ERMENEK’E VE ERMENEKLİYE ÖZLEM MEKTUBU

ERMENEK’E VE ERMENEKLİYE ÖZLEM MEKTUBU

“ Sayın Hasan Şimşek,

Yeşil Ermenek gazetesindeki Ermenek’e emeği geçen Ermenekliler Köşenizi büyük bir zevkle okumaktayım. Hele Dr. Mehmet Sönmez hakkında yazdıklarınız beni çok eski yıllara , kırk yıllık memuriyet hayatım içinde en iyi 8 yılını geçirdiğim Ermenek günlerine götürdü.

Hasan Bey,

1968 yılının ağustos ayında Siirt’ in Kurtalan kazasından Ermenek’e Ziraat Bankası’na muhasebeci ( Müdürü muavini ) tayin edildim. Aslen Karamanlı olduğumdan Ermenek’i gıyaben biliyordum. Ancak, tayin olunduğum aylarda Kurtalan’ın coğrafi yönü ile cehennem sıcağından, Ermenek’in o latif ve serin havasına kavuşmak beni ve ailemi ne kadar memnun ettiğini satırlarımla tarif edemem. Bu mukayese olsa olsa Cehennem ile cennet olabiilr. Zaten Ermenek isminin İremnak ( cennet bağları )’tan gelmiyor mu?
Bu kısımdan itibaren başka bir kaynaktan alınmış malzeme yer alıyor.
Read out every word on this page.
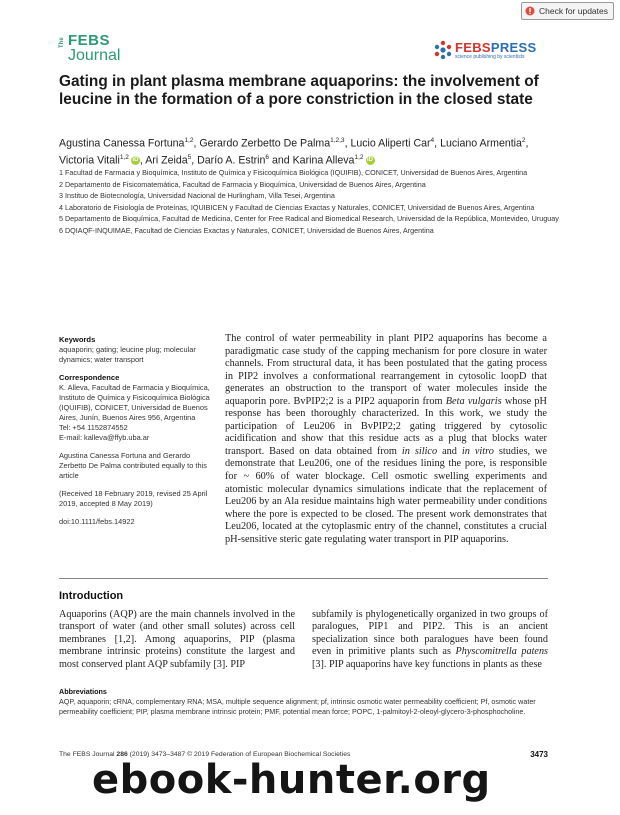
Check for updates
The FEBS
Journal	FEBSPRESS
science publishing by scientists
Gating in plant plasma membrane aquaporins: the involvement of leucine in the formation of a pore constriction in the closed state
Agustina Canessa Fortuna$^{1,2}$, Gerardo Zerbetto De Palma$^{1,2,3}$, Lucio Aliperti Car$^4$, Luciano Armentia$^2$, Victoria Vitali$^{1,2}$ iD , Ari Zeida$^5$, Darío A. Estrin$^6$ and Karina Alleva$^{1,2}$ iD
1 Facultad de Farmacia y Bioquímica, Instituto de Química y Fisicoquímica Biológica (IQUIFIB), CONICET, Universidad de Buenos Aires, Argentina
2 Departamento de Fisicomatemática, Facultad de Farmacia y Bioquímica, Universidad de Buenos Aires, Argentina
3 Instituo de Biotecnología, Universidad Nacional de Hurlingham, Villa Tesei, Argentina
4 Laboratorio de Fisiología de Proteínas, IQUIBICEN y Facultad de Ciencias Exactas y Naturales, CONICET, Universidad de Buenos Aires, Argentina
5 Departamento de Bioquímica, Facultad de Medicina, Center for Free Radical and Biomedical Research, Universidad de la República, Montevideo, Uruguay
6 DQIAQF-INQUIMAE, Facultad de Ciencias Exactas y Naturales, CONICET, Universidad de Buenos Aires, Argentina

Keywords

aquaporin; gating; leucine plug; molecular dynamics; water transport

Correspondence

K. Alleva, Facultad de Farmacia y Bioquímica, Instituto de Química y Fisicoquímica Biológica (IQUIFIB), CONICET, Universidad de Buenos Aires, Junín, Buenos Aires 956, Argentina

Tel: +54 1152874552

E-mail: kalleva@ffyb.uba.ar

Agustina Canessa Fortuna and Gerardo Zerbetto De Palma contributed equally to this article

(Received 18 February 2019, revised 25 April 2019, accepted 8 May 2019)

doi:10.1111/febs.14922

The control of water permeability in plant PIP2 aquaporins has become a paradigmatic case study of the capping mechanism for pore closure in water channels. From structural data, it has been postulated that the gating process in PIP2 involves a conformational rearrangement in cytosolic loopD that generates an obstruction to the transport of water molecules inside the aquaporin pore. BvPIP2;2 is a PIP2 aquaporin from Beta vulgaris whose pH response has been thoroughly characterized. In this work, we study the participation of Leu206 in BvPIP2;2 gating triggered by cytosolic acidification and show that this residue acts as a plug that blocks water transport. Based on data obtained from in silico and in vitro studies, we demonstrate that Leu206, one of the residues lining the pore, is responsible for ~ 60% of water blockage. Cell osmotic swelling experiments and atomistic molecular dynamics simulations indicate that the replacement of Leu206 by an Ala residue maintains high water permeability under conditions where the pore is expected to be closed. The present work demonstrates that Leu206, located at the cytoplasmic entry of the channel, constitutes a crucial pH-sensitive steric gate regulating water transport in PIP aquaporins.
Introduction
Aquaporins (AQP) are the main channels involved in the transport of water (and other small solutes) across cell membranes [1,2]. Among aquaporins, PIP (plasma membrane intrinsic proteins) constitute the largest and most conserved plant AQP subfamily [3]. PIP
subfamily is phylogenetically organized in two groups of paralogues, PIP1 and PIP2. This is an ancient specialization since both paralogues have been found even in primitive plants such as Physcomitrella patens [3]. PIP aquaporins have key functions in plants as these
Abbreviations
AQP, aquaporin; cRNA, complementary RNA; MSA, multiple sequence alignment; pf, intrinsic osmotic water permeability coefficient; Pf, osmotic water permeability coefficient; PIP, plasma membrane intrinsic protein; PMF, potential mean force; POPC, 1-palmitoyl-2-oleoyl-glycero-3-phosphocholine.
The FEBS Journal 286 (2019) 3473–3487 © 2019 Federation of European Biochemical Societies	3473
ebook-hunter.org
Dr. Mehmet Bey’i ben de ilk defa galiba amcası olan rahmetli Salim Sönmez’in cenazesinde siyah gözlüklerini takmış ve çok üzgün bir durumda iken gördüm.

Ermenek’e geldiğim günlerde Ziraat Bankası Hacı Durmuş Kalkan’a ait ahşap bir binada hizmetini sürdürüyor, alt katı da lojman olarak kullanılıyordu. Banka müdürümüz inşaatı sürmekte olan yeni bir binaya taşınacağından , benim oturmam gerekli lojman boşaltılmamıştı. İşte o günlerde rahmetli Dr. Mehmet Sönmez’in amcası Salım Ağa bir bahçe içinde kendisine ait binanın üst katına beni ailemle birlikte aylarca misafir etmiş kaldığım günler için kendisine bir ücret teklif ettiğimde ise asık bir çehre ile “ Memur bey ne yapıyorsun, bu durumda bizi gören ve duyan bana ne der,? Koy cebine o parayı , başka ihtiyaçlarına harcarsın! “ diyerek beni bin nevi azarlamıştı. Cennet mekânı olsun!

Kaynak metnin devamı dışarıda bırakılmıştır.